Service innovation

Service innovation is often perceived as the poor cousin of product innovation.  It is less tangible, less visible, less explicable, perceived as easier to duplicate and is often less rewarded by business and Government as exemplars of great innovation.

But service innovation is none of these things.  The essence of service innovation lies with the focus on the customer need, customer experience and then aligning the service culture of your employees and the execution of the organisation that supports them to deliver to the customer need with the right customer experience.

An example

A good example is aged care. Aged care facilities mass produce meals for residents at set times each day. It is more convenient and less expensive for the meal provider and aged care staff to do it that way. Never mind how the residents, or family, friends or visitors feel about it.

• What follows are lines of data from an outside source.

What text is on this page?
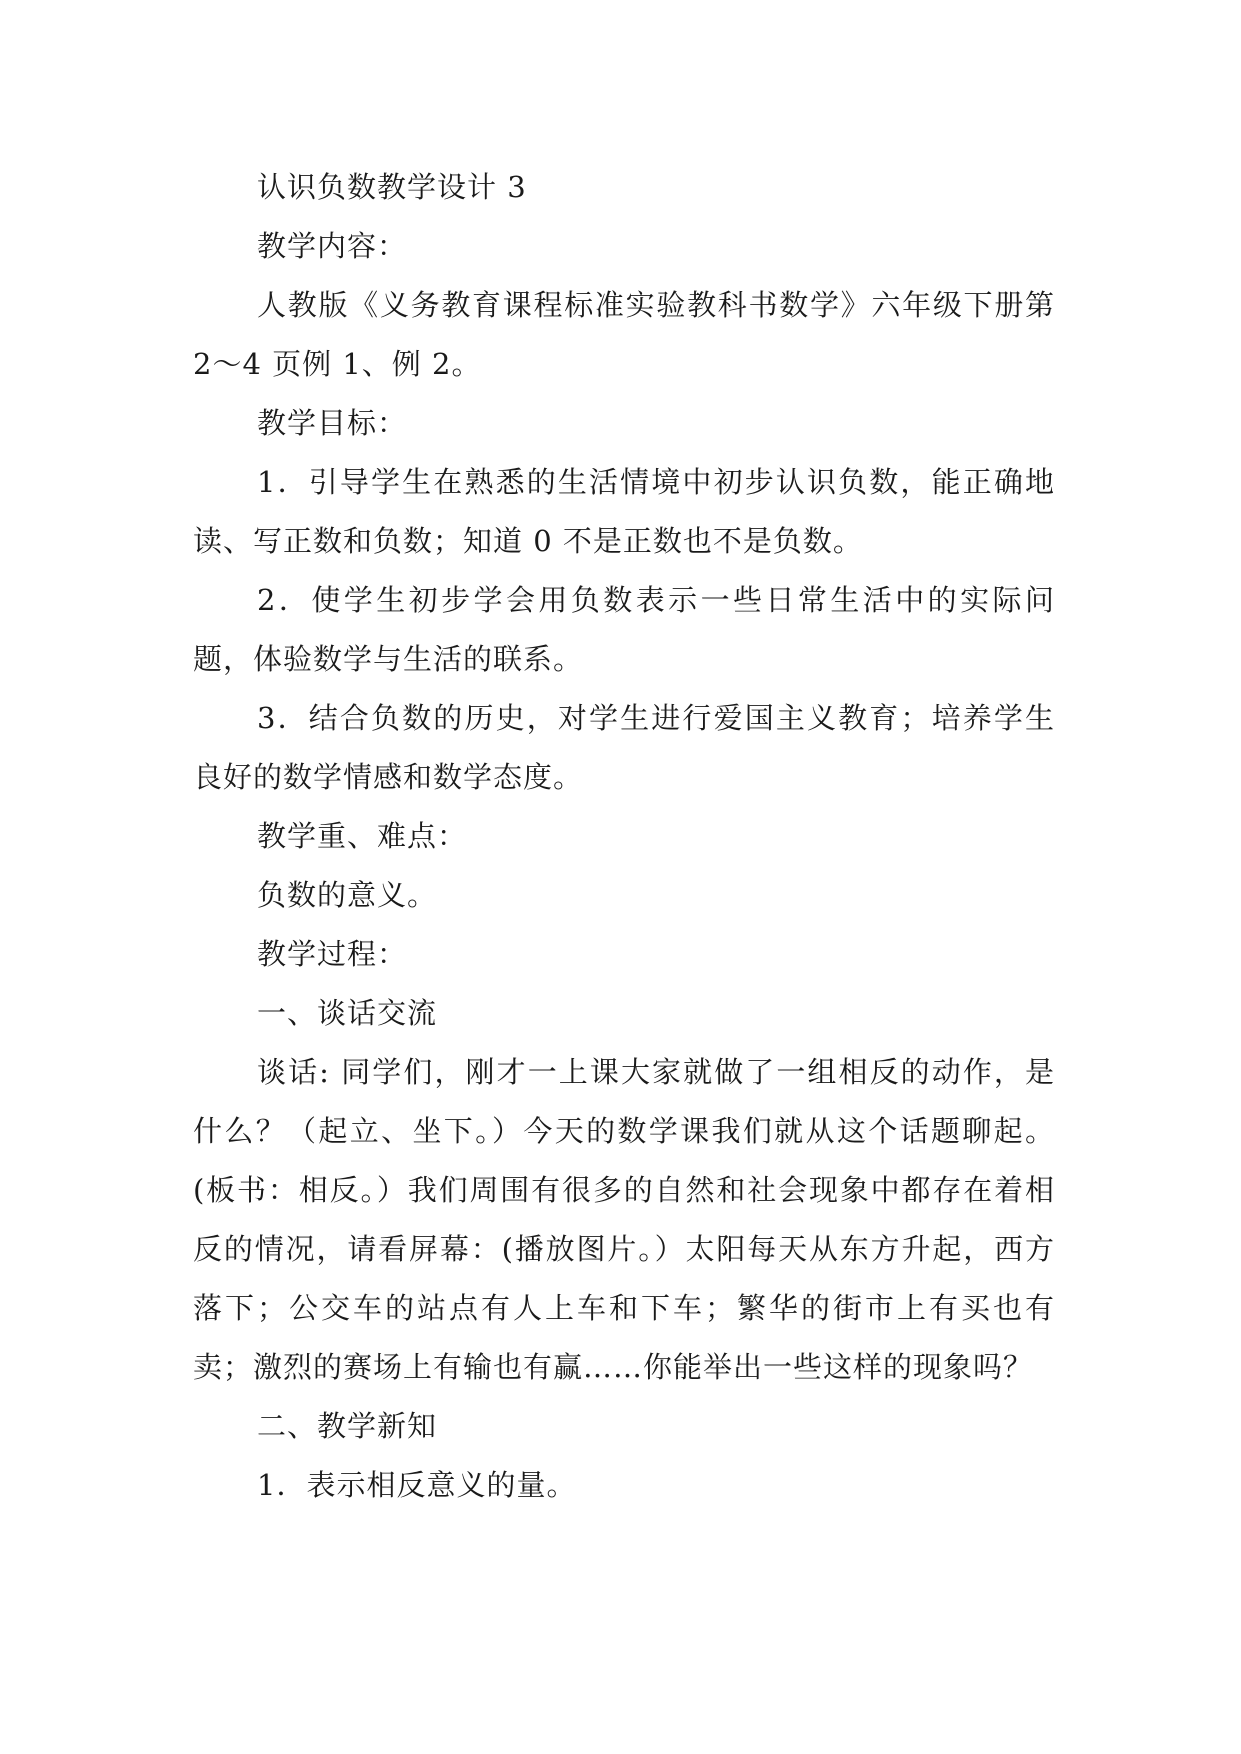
认识负数教学设计 3

教学内容：

人教版《义务教育课程标准实验教科书数学》六年级下册第 2～4 页例 1、例 2。

教学目标：

1．引导学生在熟悉的生活情境中初步认识负数，能正确地读、写正数和负数；知道 0 不是正数也不是负数。

2．使学生初步学会用负数表示一些日常生活中的实际问题，体验数学与生活的联系。

3．结合负数的历史，对学生进行爱国主义教育；培养学生良好的数学情感和数学态度。

教学重、难点：

负数的意义。

教学过程：

一、谈话交流

谈话: 同学们，刚才一上课大家就做了一组相反的动作，是什么？（起立、坐下。）今天的数学课我们就从这个话题聊起。(板书：相反。）我们周围有很多的自然和社会现象中都存在着相反的情况，请看屏幕：(播放图片。）太阳每天从东方升起，西方落下；公交车的站点有人上车和下车；繁华的街市上有买也有卖；激烈的赛场上有输也有赢……你能举出一些这样的现象吗？

二、教学新知

1．表示相反意义的量。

A meal provider wanting to expand thought differently. They received permission to ask the residents (and their families and friends) what they wanted (I won’t say expected, but you get the picture!). No surprise! More of a restaurant style experience. A menu choice, better quality food, flexibility of meal times, choice of meal location.  This created a logistical challenge from creating menus, ordering meals, ordering ingredients, preparing meals, plating meals, delivering meals. This worked and improved the residents’ experience. But the food quality and presentation still wasn’t right.

Then the light went on. The business owner connected the cooks and the residents so they could put faces with names, and asked the cooks to dine with the residents and experience the meals they cooked.  This empathy gave the cooks a purpose that was missing from the kitchen. And it galvanised the organisation to invest in the kitchen experience for the cooks. It provided the reason to review every structure, system, process, and employee function in the business to improve the eating  experience of their residents. Everything that did not enhance that experience was ruthlessly pruned. Presentation and quality improved. So did the bottom line. And residents’ families and friends were happy to eat a meal at the aged care facility.


Service innovation has three elements: Identifying the customer need, creating empathy with the customer and their service experience, and ruthlessly aligning people and culture to serve that experience. Try and copy that!